Finishing fourth, used to be considered the worst position to finish, so close to the medals but you get nothing. However, this all consuming gold rush we have seen leaves anyone who gets a silver or bronze now feeling like the poor guy in fourth, ‘close but no cigar’.

I personally think every medal should be celebrated. After all there can only be one person in first place and all these athletes have worked extremely hard. If you take the case of US gymnast Nastia Liukin who got the same score as a Chinese gymnast but came second due to a complex equation to decide the winner, it seems a little harsh to rubbish silvers. There are many athletes who are overjoyed just to be at the Olympics even if they finish last, like a Palestinian swimmer who only had a 12m pool to train in.

It would in that case make more sense, I think, to give the medals a weighting for example a gold is worth three or four points, a silver two and a bronze one point, and then work out who is on top.

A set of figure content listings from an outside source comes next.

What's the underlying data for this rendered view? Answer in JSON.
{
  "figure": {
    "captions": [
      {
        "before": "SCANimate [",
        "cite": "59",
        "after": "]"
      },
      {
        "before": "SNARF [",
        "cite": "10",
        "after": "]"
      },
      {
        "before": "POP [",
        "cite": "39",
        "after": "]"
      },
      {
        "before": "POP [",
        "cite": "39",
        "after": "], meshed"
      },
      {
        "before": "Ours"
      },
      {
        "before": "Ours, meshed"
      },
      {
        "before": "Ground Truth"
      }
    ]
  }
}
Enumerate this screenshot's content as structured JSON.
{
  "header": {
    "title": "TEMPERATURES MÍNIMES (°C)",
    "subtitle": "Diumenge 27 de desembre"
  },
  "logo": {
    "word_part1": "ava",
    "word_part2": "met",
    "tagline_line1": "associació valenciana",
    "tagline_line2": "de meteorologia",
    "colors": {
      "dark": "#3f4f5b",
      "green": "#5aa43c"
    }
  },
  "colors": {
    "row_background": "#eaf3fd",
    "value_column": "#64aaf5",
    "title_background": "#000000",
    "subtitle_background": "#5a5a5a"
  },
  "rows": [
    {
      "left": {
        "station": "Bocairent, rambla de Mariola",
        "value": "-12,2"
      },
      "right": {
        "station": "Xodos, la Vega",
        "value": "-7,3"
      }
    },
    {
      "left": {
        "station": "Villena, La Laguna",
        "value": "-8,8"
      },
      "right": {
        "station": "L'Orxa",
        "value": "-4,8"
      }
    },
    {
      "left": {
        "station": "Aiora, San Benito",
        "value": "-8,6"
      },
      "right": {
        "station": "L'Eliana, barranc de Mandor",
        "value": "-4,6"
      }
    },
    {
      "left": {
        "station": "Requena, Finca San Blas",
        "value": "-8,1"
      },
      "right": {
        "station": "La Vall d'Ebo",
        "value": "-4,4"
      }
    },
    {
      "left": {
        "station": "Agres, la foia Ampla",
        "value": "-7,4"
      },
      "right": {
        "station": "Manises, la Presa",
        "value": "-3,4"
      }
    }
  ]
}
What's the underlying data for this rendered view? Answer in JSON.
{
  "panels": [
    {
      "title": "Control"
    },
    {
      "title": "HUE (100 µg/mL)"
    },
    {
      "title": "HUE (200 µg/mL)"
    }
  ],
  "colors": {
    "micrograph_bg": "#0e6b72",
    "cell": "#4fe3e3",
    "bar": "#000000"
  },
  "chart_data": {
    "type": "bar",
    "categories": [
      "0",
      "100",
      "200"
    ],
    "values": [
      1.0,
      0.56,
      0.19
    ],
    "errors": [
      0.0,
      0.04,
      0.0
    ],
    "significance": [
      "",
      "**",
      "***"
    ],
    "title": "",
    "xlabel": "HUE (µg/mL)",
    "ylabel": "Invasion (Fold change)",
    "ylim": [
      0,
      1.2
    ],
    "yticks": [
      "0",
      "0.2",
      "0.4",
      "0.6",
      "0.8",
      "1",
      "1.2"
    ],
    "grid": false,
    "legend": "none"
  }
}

That way all medals are considered an achievement with a gold still being the ultimate prize. Then again who am I to argue?

Whatever the case, using the internationally accepted method China is on top, no questions asked. Congratulations to them, they have certainly worked for it.

In the end the Olympics is about many things with winning being only one of them. I just hope everyone gives credit where credit is due when they look back on the spectacle we have witnessed over the last 12 days and the medallists come to be accepted for just what they have achieved.